Importantly, the study revealed the organizational detail of these higher-order representations. Rather than forming distinct, non-overlapping anatomical zones for each hierarchical level, chunk and sequence representations overlapped substantially across premotor and parietal regions. An unsupervised clustering analysis subdivided these areas into clusters that differed in their mixture of representations, indicating a graded distribution of hierarchical information across cortex.

Study’s impact
These results challenge the simple assumption that functional hierarchy directly mirrors anatomical hierarchy—i.e., that different levels of action structure are neatly stacked from association cortices down to primary sensorimotor areas. Instead, the distinction between individual movements and sequential context appears to be especially pronounced: single movements are segregated in primary motor cortex, while higher-level contextual representations coexist and overlap in premotor and parietal cortex. The findings suggest that motor sequence coding in the human neocortex is partially hierarchical and partially distributed in a more integrated fashion.

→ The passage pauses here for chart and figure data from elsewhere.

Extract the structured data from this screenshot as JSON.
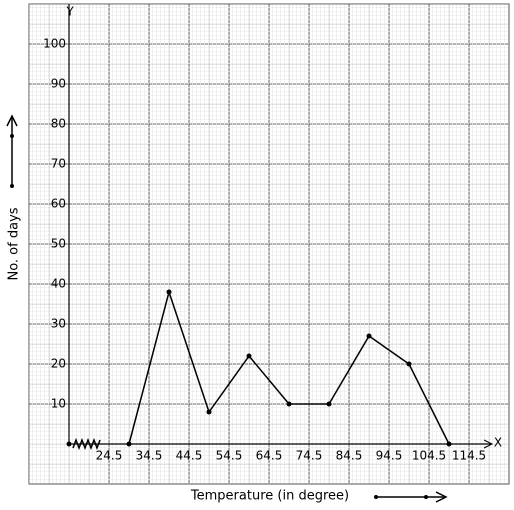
{
  "chart_data": {
    "type": "line",
    "x_axis_name": "X",
    "y_axis_name": "Y",
    "x_label": "Temperature (in degree)",
    "y_label": "No. of days",
    "x": [
      29.5,
      39.5,
      49.5,
      59.5,
      69.5,
      79.5,
      89.5,
      99.5,
      109.5
    ],
    "series": [
      {
        "color": "#000000",
        "values": [
          0,
          38,
          8,
          22,
          10,
          10,
          27,
          20,
          0
        ]
      }
    ],
    "xlim": [
      14.5,
      119.5
    ],
    "xticks": [
      24.5,
      34.5,
      44.5,
      54.5,
      64.5,
      74.5,
      84.5,
      94.5,
      104.5,
      114.5
    ],
    "ylim": [
      0,
      110
    ],
    "yticks": [
      10,
      20,
      30,
      40,
      50,
      60,
      70,
      80,
      90,
      100
    ],
    "grid": true
  }
}
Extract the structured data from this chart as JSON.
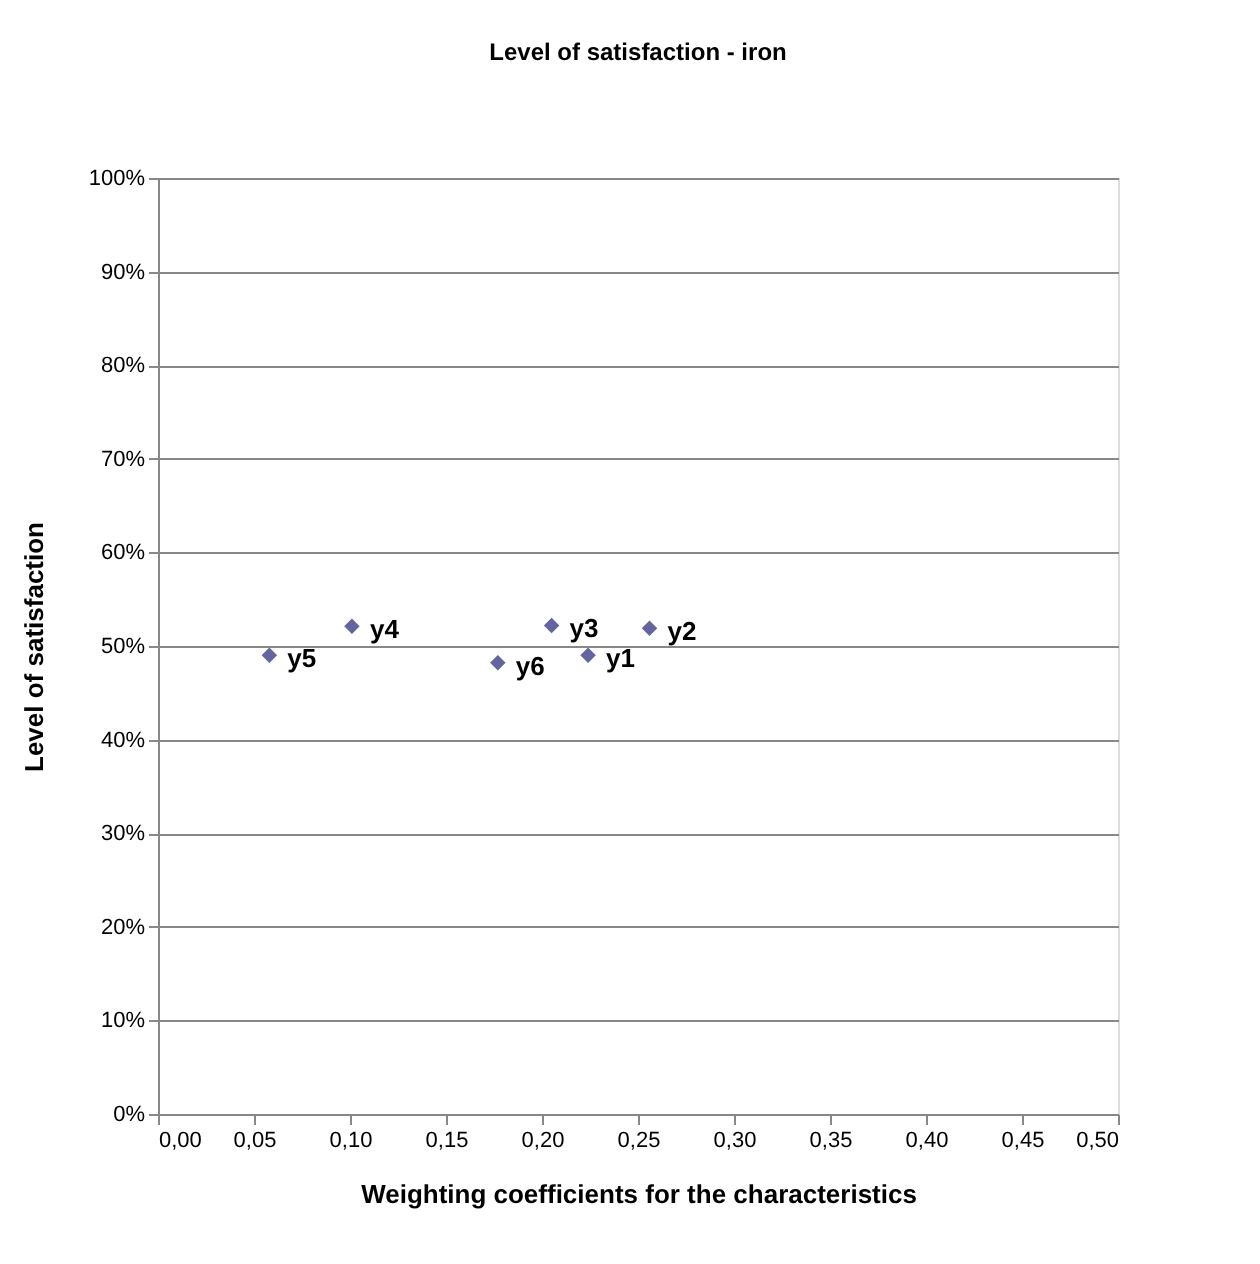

Yokoi and Diedrichsen note that the anatomical overlap between chunk- and sequence-level representations could allow these representations to interact dynamically, potentially supporting flexible sequence production. Testing how these overlapping representations influence behavior will be an important goal for future studies.
Future prospects
The cortical map of hierarchical sequence representation identified in this work points to candidate regions for recording neural signals in BCI systems designed to generate fluent, multi-step movements. The findings also motivate development of decoding algorithms that combine information across hierarchical levels to more accurately reconstruct complex motor behavior from brain activity.
Funding: The research was an international collaboration between NICT (Japan), University College London (UK), and Western University (Canada).
Source:
NICT
Media Contacts:
Sachiko Hirota – NICT
Image Source:
The image is credited to NICT.
Original Research: Closed access
“Neural Organization of Hierarchical Motor Sequence Representations in the Human Neocortex”. Atsushi Yokoi, Jörn Diedrichsen. Neuron. doi: 10.1016/j.neuron.2019.06.017
Abstract
Neural Organization of Hierarchical Motor Sequence Representations in the Human Neocortex
Highlights
• Is hierarchical motor sequence organization mapped orderly onto the human neocortex?
• Individual movements are distinctly represented in primary motor cortex
• Movement chunks and whole sequences are jointly represented in premotor and parietal areas
• Representational clustering reveals regions along a stimulus-to-action gradient
Summary
Although hierarchical organization of movement sequences is widely accepted, its neural implementation has been unclear. The authors experimentally manipulated how participants represented finger-press sequences at the levels of individual movements, chunks, and entire sequences. Representational fMRI analyses revealed signatures of each hierarchical level in cortical activity. Anatomically, chunk and sequence representations overlapped in premotor and parietal cortices, while individual movements were uniquely encoded in primary motor cortex. These results challenge a strictly ordered anatomical separation of action hierarchies and highlight a special distinction between single-movement encoding and sequential context representation.